Yes, I’m late to the party. President Obama signed the Cybersecurity Act of 2015 into law over a month ago. Plenty of ink has already been spilled about it. The act encourages, but does not require, companies to share information about data breaches and responses with each other and with the federal government. Most of the ‘controversy’ has centered on the act’s perceived lack of privacy protections for individuals whose information is shared.
Privacy is important. Measures should be taken to protect individuals’ data, and the act does include at least some level of protection. Whether it’s enough remains to be seen.
The more interesting issue is whether the act can even be effective at preventing data breaches. Somehow, that issue seems to have been largely lost in the shuffle. Many on the tech side doubt that the act can have a significant impact. “Cybersecurity through information sharing is like driving a car by looking in the rearview mirror,” explained Brett Helm, CEO of cybersecurity firm DB Networks. Because threats are rapidly evolving, and because most of the biggest breaches are caused by unique types of attacks, gathering information about past attacks may be only marginally beneficial, like studying physical diseases that people just don’t get anymore.

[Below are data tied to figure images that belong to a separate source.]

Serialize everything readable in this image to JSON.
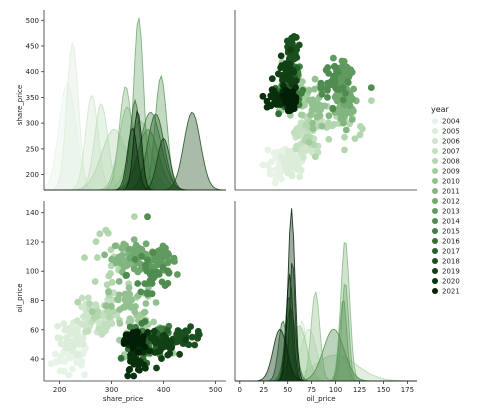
{
  "chart_data": {
    "type": "pairplot",
    "variables": [
      "share_price",
      "oil_price"
    ],
    "axis_labels": {
      "share_price": "share_price",
      "oil_price": "oil_price"
    },
    "ticks": {
      "share_price_x": [
        200,
        300,
        400,
        500
      ],
      "share_price_y": [
        200,
        250,
        300,
        350,
        400,
        450,
        500
      ],
      "oil_price_x": [
        0,
        25,
        50,
        75,
        100,
        125,
        150,
        175
      ],
      "oil_price_y": [
        40,
        60,
        80,
        100,
        120,
        140
      ]
    },
    "ranges": {
      "share_price": [
        170,
        520
      ],
      "oil_price_x": [
        -5,
        185
      ],
      "oil_price_y": [
        25,
        148
      ]
    },
    "legend": {
      "title": "year",
      "placement": "right",
      "entries": [
        "2004",
        "2005",
        "2006",
        "2007",
        "2008",
        "2009",
        "2010",
        "2011",
        "2012",
        "2013",
        "2014",
        "2015",
        "2016",
        "2017",
        "2018",
        "2019",
        "2020",
        "2021"
      ],
      "colors": [
        "#e8f3e8",
        "#dcedd9",
        "#cfe6cc",
        "#c2dfbf",
        "#b2d6ae",
        "#a2cc9f",
        "#92c18f",
        "#82b57f",
        "#71a86f",
        "#609a5f",
        "#508c50",
        "#417e42",
        "#336f35",
        "#265f29",
        "#1a4f1e",
        "#104014",
        "#08300c",
        "#031f06"
      ]
    },
    "series": [
      {
        "name": "2004",
        "share_mean": 225,
        "share_sd": 20,
        "oil_mean": 40,
        "oil_sd": 6
      },
      {
        "name": "2005",
        "share_mean": 225,
        "share_sd": 14,
        "oil_mean": 55,
        "oil_sd": 6
      },
      {
        "name": "2006",
        "share_mean": 260,
        "share_sd": 15,
        "oil_mean": 65,
        "oil_sd": 5
      },
      {
        "name": "2007",
        "share_mean": 280,
        "share_sd": 16,
        "oil_mean": 72,
        "oil_sd": 9
      },
      {
        "name": "2008",
        "share_mean": 300,
        "share_sd": 30,
        "oil_mean": 100,
        "oil_sd": 25
      },
      {
        "name": "2009",
        "share_mean": 350,
        "share_sd": 25,
        "oil_mean": 62,
        "oil_sd": 9
      },
      {
        "name": "2010",
        "share_mean": 330,
        "share_sd": 20,
        "oil_mean": 80,
        "oil_sd": 5
      },
      {
        "name": "2011",
        "share_mean": 330,
        "share_sd": 15,
        "oil_mean": 110,
        "oil_sd": 5
      },
      {
        "name": "2012",
        "share_mean": 355,
        "share_sd": 12,
        "oil_mean": 110,
        "oil_sd": 4
      },
      {
        "name": "2013",
        "share_mean": 395,
        "share_sd": 14,
        "oil_mean": 108,
        "oil_sd": 4
      },
      {
        "name": "2014",
        "share_mean": 380,
        "share_sd": 25,
        "oil_mean": 98,
        "oil_sd": 12
      },
      {
        "name": "2015",
        "share_mean": 370,
        "share_sd": 25,
        "oil_mean": 53,
        "oil_sd": 6
      },
      {
        "name": "2016",
        "share_mean": 350,
        "share_sd": 12,
        "oil_mean": 45,
        "oil_sd": 5
      },
      {
        "name": "2017",
        "share_mean": 385,
        "share_sd": 20,
        "oil_mean": 52,
        "oil_sd": 4
      },
      {
        "name": "2018",
        "share_mean": 440,
        "share_sd": 20,
        "oil_mean": 55,
        "oil_sd": 3
      },
      {
        "name": "2019",
        "share_mean": 395,
        "share_sd": 15,
        "oil_mean": 50,
        "oil_sd": 4
      },
      {
        "name": "2020",
        "share_mean": 345,
        "share_sd": 12,
        "oil_mean": 42,
        "oil_sd": 8
      },
      {
        "name": "2021",
        "share_mean": 345,
        "share_sd": 10,
        "oil_mean": 52,
        "oil_sd": 4
      }
    ],
    "kde_peaks": {
      "share_price": [
        {
          "name": "2004",
          "x": 215,
          "peak": 0.62
        },
        {
          "name": "2005",
          "x": 225,
          "peak": 0.85
        },
        {
          "name": "2006",
          "x": 262,
          "peak": 0.55
        },
        {
          "name": "2007",
          "x": 280,
          "peak": 0.5
        },
        {
          "name": "2008",
          "x": 305,
          "peak": 0.35
        },
        {
          "name": "2009",
          "x": 355,
          "peak": 0.4
        },
        {
          "name": "2010",
          "x": 330,
          "peak": 0.48
        },
        {
          "name": "2011",
          "x": 327,
          "peak": 0.6
        },
        {
          "name": "2012",
          "x": 352,
          "peak": 1.0
        },
        {
          "name": "2013",
          "x": 395,
          "peak": 0.66
        },
        {
          "name": "2014",
          "x": 370,
          "peak": 0.35
        },
        {
          "name": "2015",
          "x": 375,
          "peak": 0.45
        },
        {
          "name": "2016",
          "x": 345,
          "peak": 0.52
        },
        {
          "name": "2017",
          "x": 385,
          "peak": 0.44
        },
        {
          "name": "2018",
          "x": 455,
          "peak": 0.45
        },
        {
          "name": "2019",
          "x": 400,
          "peak": 0.3
        },
        {
          "name": "2020",
          "x": 340,
          "peak": 0.36
        },
        {
          "name": "2021",
          "x": 350,
          "peak": 0.46
        }
      ],
      "oil_price": [
        {
          "name": "2004",
          "x": 40,
          "peak": 0.25
        },
        {
          "name": "2005",
          "x": 55,
          "peak": 0.28
        },
        {
          "name": "2006",
          "x": 65,
          "peak": 0.35
        },
        {
          "name": "2007",
          "x": 72,
          "peak": 0.3
        },
        {
          "name": "2008",
          "x": 100,
          "peak": 0.15
        },
        {
          "name": "2009",
          "x": 62,
          "peak": 0.32
        },
        {
          "name": "2010",
          "x": 79,
          "peak": 0.52
        },
        {
          "name": "2011",
          "x": 110,
          "peak": 0.82
        },
        {
          "name": "2012",
          "x": 110,
          "peak": 0.58
        },
        {
          "name": "2013",
          "x": 108,
          "peak": 0.48
        },
        {
          "name": "2014",
          "x": 98,
          "peak": 0.3
        },
        {
          "name": "2015",
          "x": 53,
          "peak": 0.42
        },
        {
          "name": "2016",
          "x": 45,
          "peak": 0.35
        },
        {
          "name": "2017",
          "x": 51,
          "peak": 0.5
        },
        {
          "name": "2018",
          "x": 55,
          "peak": 0.72
        },
        {
          "name": "2019",
          "x": 52,
          "peak": 0.62
        },
        {
          "name": "2020",
          "x": 42,
          "peak": 0.3
        },
        {
          "name": "2021",
          "x": 54,
          "peak": 1.0
        }
      ]
    }
  }
}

The effectiveness of the act should drive the privacy protection debate. If the act is effective, shouldn’t the concern over privacy be abated by the fact that additional data breaches were prevented, resulting in the compromise of fewer individuals’ data? If the act is not effective, the problem isn’t the information exchange. It’s the fact that massive amounts of data remain vulnerable.
The Cybersecurity Act of 2015 is certainly not going to be the last federal word on cybersecurity. We can expect to see attempts to standardize breach notification, to impose security standards and possibly even to standardize liability exposure. As these new laws are debated, however, we should not lose focus on the primary goal of preventing breaches in the first place, with the aftermath of the breach being a secondary concern.